The survey reports that transactions representing $173 million in volume took place since September 2009. During the first three quarters of 2009, 15 transactions took place that represented a volume of $182 million. The reason for the higher volume, the survey notes, is because of the closing of two build-to-suits contracted in 2007.

"In the fourth quarter of 2009, we started seeing signs that lenders are getting serious about dealing with their distressed hotel positions," says Scott Stephens, a HREC partner, in a press release about the survey.

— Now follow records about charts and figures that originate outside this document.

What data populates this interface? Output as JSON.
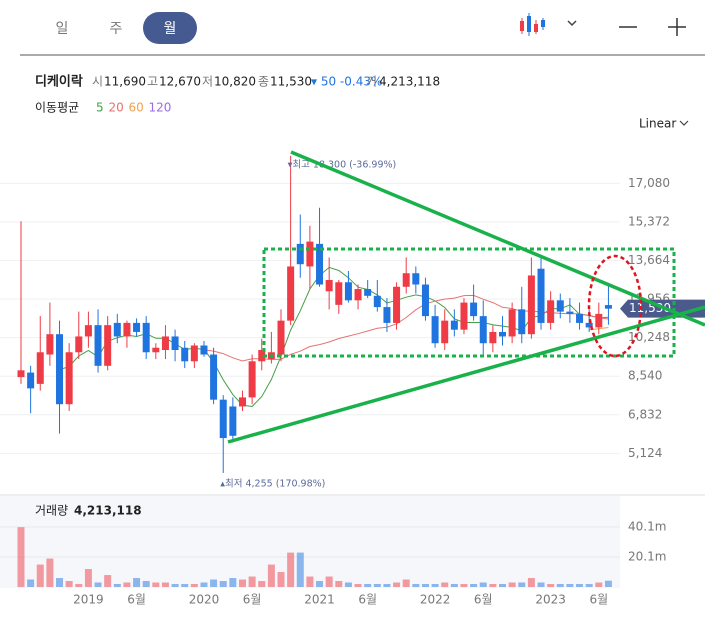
{
  "tabs": [
    "일",
    "주",
    "월"
  ],
  "selected_tab": 2,
  "chart_data": {
    "type": "candlestick",
    "title": "디케이락",
    "quote": [
      {
        "label": "시",
        "value": "11,690"
      },
      {
        "label": "고",
        "value": "12,670"
      },
      {
        "label": "저",
        "value": "10,820"
      },
      {
        "label": "종",
        "value": "11,530"
      }
    ],
    "change": "▾ 50 -0.43%",
    "volume_quote": {
      "label": "거",
      "value": "4,213,118"
    },
    "ma_label": "이동평균",
    "moving_averages": [
      {
        "period": 5,
        "color": "#43a047"
      },
      {
        "period": 20,
        "color": "#e57373"
      },
      {
        "period": 60,
        "color": "#f0a24a"
      },
      {
        "period": 120,
        "color": "#9b6be6"
      }
    ],
    "scale": "Linear",
    "high_annotation": "▾최고 18,300 (-36.99%)",
    "low_annotation": "▴최저 4,255 (170.98%)",
    "last_price_label": "11,530",
    "up_color": "#ee3b45",
    "down_color": "#1f74e0",
    "categories": [
      null,
      null,
      null,
      null,
      null,
      null,
      null,
      "2019",
      null,
      null,
      null,
      null,
      "6월",
      null,
      null,
      null,
      null,
      null,
      null,
      "2020",
      null,
      null,
      null,
      null,
      "6월",
      null,
      null,
      null,
      null,
      null,
      null,
      "2021",
      null,
      null,
      null,
      null,
      "6월",
      null,
      null,
      null,
      null,
      null,
      null,
      "2022",
      null,
      null,
      null,
      null,
      "6월",
      null,
      null,
      null,
      null,
      null,
      null,
      "2023",
      null,
      null,
      null,
      null,
      "6월",
      null
    ],
    "open": [
      8500,
      8700,
      8200,
      9500,
      10400,
      7300,
      9600,
      10300,
      10800,
      9000,
      10900,
      10300,
      10900,
      10900,
      9600,
      9700,
      10300,
      9800,
      9200,
      9900,
      9500,
      7500,
      7200,
      7200,
      7600,
      9200,
      9300,
      9500,
      11000,
      14400,
      13400,
      14400,
      12300,
      11700,
      12700,
      11900,
      12400,
      12100,
      11600,
      10900,
      12500,
      13100,
      12600,
      11200,
      10000,
      11000,
      10600,
      11800,
      11200,
      10000,
      10500,
      10300,
      11500,
      10400,
      13300,
      10900,
      11900,
      11400,
      11300,
      10900,
      10700,
      11690
    ],
    "high": [
      15400,
      9000,
      11200,
      11800,
      11000,
      10000,
      11400,
      11400,
      11500,
      11200,
      11300,
      11000,
      11100,
      11200,
      10000,
      10800,
      10600,
      10100,
      10000,
      10100,
      9800,
      7700,
      7600,
      7900,
      9500,
      10200,
      10500,
      11500,
      18300,
      15700,
      15200,
      16000,
      13800,
      12800,
      13200,
      12600,
      12800,
      12800,
      12000,
      12700,
      13800,
      13400,
      12900,
      11700,
      11500,
      11500,
      12000,
      12600,
      11900,
      10800,
      11200,
      11800,
      12500,
      13800,
      13900,
      12300,
      12200,
      12000,
      11800,
      11500,
      11800,
      12670
    ],
    "low": [
      8200,
      6900,
      7900,
      9000,
      6000,
      7000,
      9300,
      9800,
      8700,
      8800,
      10000,
      9800,
      10300,
      9300,
      9300,
      9300,
      9200,
      8900,
      8900,
      9400,
      7300,
      4255,
      5600,
      7000,
      7300,
      8800,
      9100,
      9200,
      10800,
      12900,
      12400,
      12500,
      11500,
      11300,
      11800,
      11500,
      12000,
      11400,
      10500,
      10600,
      12200,
      12200,
      11000,
      9800,
      9700,
      10300,
      10400,
      11000,
      9400,
      9600,
      9900,
      10000,
      10000,
      10200,
      10600,
      10600,
      11100,
      10900,
      10600,
      10500,
      10400,
      10820
    ],
    "close": [
      8800,
      8000,
      9600,
      10400,
      7300,
      9600,
      10300,
      10800,
      9000,
      10800,
      10300,
      10900,
      10500,
      9600,
      9800,
      10300,
      9700,
      9200,
      9900,
      9500,
      7500,
      5800,
      5900,
      7600,
      9200,
      9700,
      9600,
      11000,
      13400,
      13500,
      14500,
      12600,
      12800,
      12700,
      11900,
      12400,
      12100,
      11600,
      10900,
      12500,
      13100,
      12600,
      11200,
      10000,
      11000,
      10600,
      11800,
      11200,
      10000,
      10500,
      10300,
      11500,
      10400,
      13000,
      10900,
      11900,
      11400,
      11300,
      10900,
      10700,
      11300,
      11530
    ],
    "volume": [
      40000000,
      5000000,
      15000000,
      19000000,
      6000000,
      4000000,
      2000000,
      12000000,
      3000000,
      8000000,
      2000000,
      3000000,
      6000000,
      4000000,
      3000000,
      3000000,
      2000000,
      2000000,
      2000000,
      3000000,
      5000000,
      4000000,
      6000000,
      5000000,
      7000000,
      4000000,
      15000000,
      10000000,
      23000000,
      23000000,
      7000000,
      4000000,
      7000000,
      4000000,
      3000000,
      2000000,
      2000000,
      2000000,
      2000000,
      3000000,
      5000000,
      2000000,
      2000000,
      2000000,
      3000000,
      2000000,
      2000000,
      2000000,
      3000000,
      2000000,
      2000000,
      3000000,
      3000000,
      6000000,
      3000000,
      2000000,
      2000000,
      2000000,
      2000000,
      2000000,
      3000000,
      4213118
    ],
    "ylim": [
      3500,
      19000
    ],
    "yticks": [
      {
        "value": 5124,
        "label": "5,124"
      },
      {
        "value": 6832,
        "label": "6,832"
      },
      {
        "value": 8540,
        "label": "8,540"
      },
      {
        "value": 10248,
        "label": "10,248"
      },
      {
        "value": 11956,
        "label": "11,956"
      },
      {
        "value": 13664,
        "label": "13,664"
      },
      {
        "value": 15372,
        "label": "15,372"
      },
      {
        "value": 17080,
        "label": "17,080"
      }
    ],
    "volume_label": "거래량",
    "volume_value": "4,213,118",
    "volume_ylim": [
      0,
      44800000
    ],
    "volume_yticks": [
      {
        "value": 20100000,
        "label": "20.1m"
      },
      {
        "value": 40100000,
        "label": "40.1m"
      }
    ]
  }
}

He goes on to suggest that the larger assets are still seeing maturity extensions, however, "as you move down the quality scale, lenders are becoming more willing to sell their mortgages at a discount, engage in short sales and to sell hotels that they own through foreclosure."

Paul Sexton, vice president with HREC's Orlando office, added that lenders faced with the decision of funding operating shortfalls versus selling out their positions are, more often than not, deciding on the latter. "The funding of operating shortfalls will become a huge issue this summer when revenues cycle down on a seasonal basis," Sexton said in the release.

This is not to suggest, however, that the remainder of 2010 is going to be smooth when it comes to hotel transactions. Valuation remains a challenge, for one thing. Furthermore, the report noted that some banks continue struggling with ongoing capitalization issues. The Federal Deposit Insurance Corp. noted that 14 Florida banks failed in 2009, with three-quarters of the state's banks losing money. The report also suggests that underlying collateral on some hotel loans has exceeded its "economically useful life."